Bob Dylan fans will find this sidebar a bit superfluous, because most of them have already written it for me. Dylanites will attend the long-awaited local premiere of D.A. Pennebaker's 1966 Eat the Document at Oak Street, ready to engage not only the movie but the way it accords with their hopes for it. The movie of their mind's eye features the poet-prick of Pennebaker's popular tour-vérité, Don't Look Back (1967). It captures the most frenetic moments from Columbia's recently reissued Bob Dylan Live 1966: The "Royal Albert Hall" Concert (The Bootleg Series Vol. 4). It is unfettered by that scourge of many a hippie rock-doc, the ululating Joan Baez. It realizes their vision of an event that Live 1966 liner-notes writer Tony Glover compared to Stravinsky's cataclysmic 1913 debut of The Rite of Spring.
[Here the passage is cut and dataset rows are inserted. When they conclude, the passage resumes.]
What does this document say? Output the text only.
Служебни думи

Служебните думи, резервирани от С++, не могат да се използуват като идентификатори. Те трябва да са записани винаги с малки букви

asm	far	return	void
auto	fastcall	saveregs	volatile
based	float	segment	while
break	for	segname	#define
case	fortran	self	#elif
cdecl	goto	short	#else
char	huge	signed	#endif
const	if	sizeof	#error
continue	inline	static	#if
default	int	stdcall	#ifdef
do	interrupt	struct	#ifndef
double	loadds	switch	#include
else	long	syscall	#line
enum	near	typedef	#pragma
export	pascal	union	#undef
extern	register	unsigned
Or maybe Dylanites are wise enough to know when to expect to be let down. They are, after all, Dylanites. And Eat the Document is certainly a movie about blown expectations. I'm referring not only to Pennebaker's wonderful shots of unsatisfied customers leaving Dylan's Manchester shows with complaints that range from lucid disdain ("He's a traitor!") to polite disappointment ("He was a bit overamplified"). I'm referring to Dylan, too. No prick and rarely poetic, he soldiers through his besieged tour, battling homesickness, weakness, even sorrow. If you think he's being ironic when he turns to the camera and says, "I'm sorry for everything I've done. I hope to remedy it soon," you're no more right than I am for guessing he'd be delighted if his fairy godmother would step in with a magic carpet and two tickets to Yankee Stadium.

In other words, he's stranded--and, at times, so are we. If memorable rehearsal footage ultimately serves as an excuse to revisit the superior performances and sound quality of Live 1966, the cute-but-dull scenes with Johnny Cash at the piano or Robbie Robertson on acoustic guitar aren't sweet enough to send you back to Nashville Skyline or The Basement Tapes. Call me a Dylan-tante, but Eat the Document is cult fodder that transcends its cult appeal only when its hero stumbles, gets anxious, or otherwise subverts his air of beautiful cool, and Pennebaker finds himself unintentionally demystifying his own project. Which is probably how Pennebaker wanted it.

My favorite scene is an excruciatingly long car ride in which Dylan and John Lennon fail miserably to create some of the quipping magic Lennon had perfected in the Maysles Brothers' wonderful What's Happening! The Beatles in the U.S.A. The scene ends with Dylan hunched over, head in hands in a fit of sheer, beleaguered embarrassment, and Lennon over him yelling, "Pull yourself together, man! Chop chop money money!" We're supposed to think this is ironic, too--the consummate cynic mocking the industry conventions that Dylan and Pennebaker's art film are circumventing. But there's nothing ironic about Lennon's frustration; you wait for him to lean in and say, Listen, you little twerp, I gotta be in this thing too, so sit up and start making some Donovan jokes before these chumps run out of film. "Ballad of a Thin Man" isn't half as compelling.

 

Eat the Document screens at Oak Street Cinema on Thursday at 5:30, 7:00, and 8:20 p.m.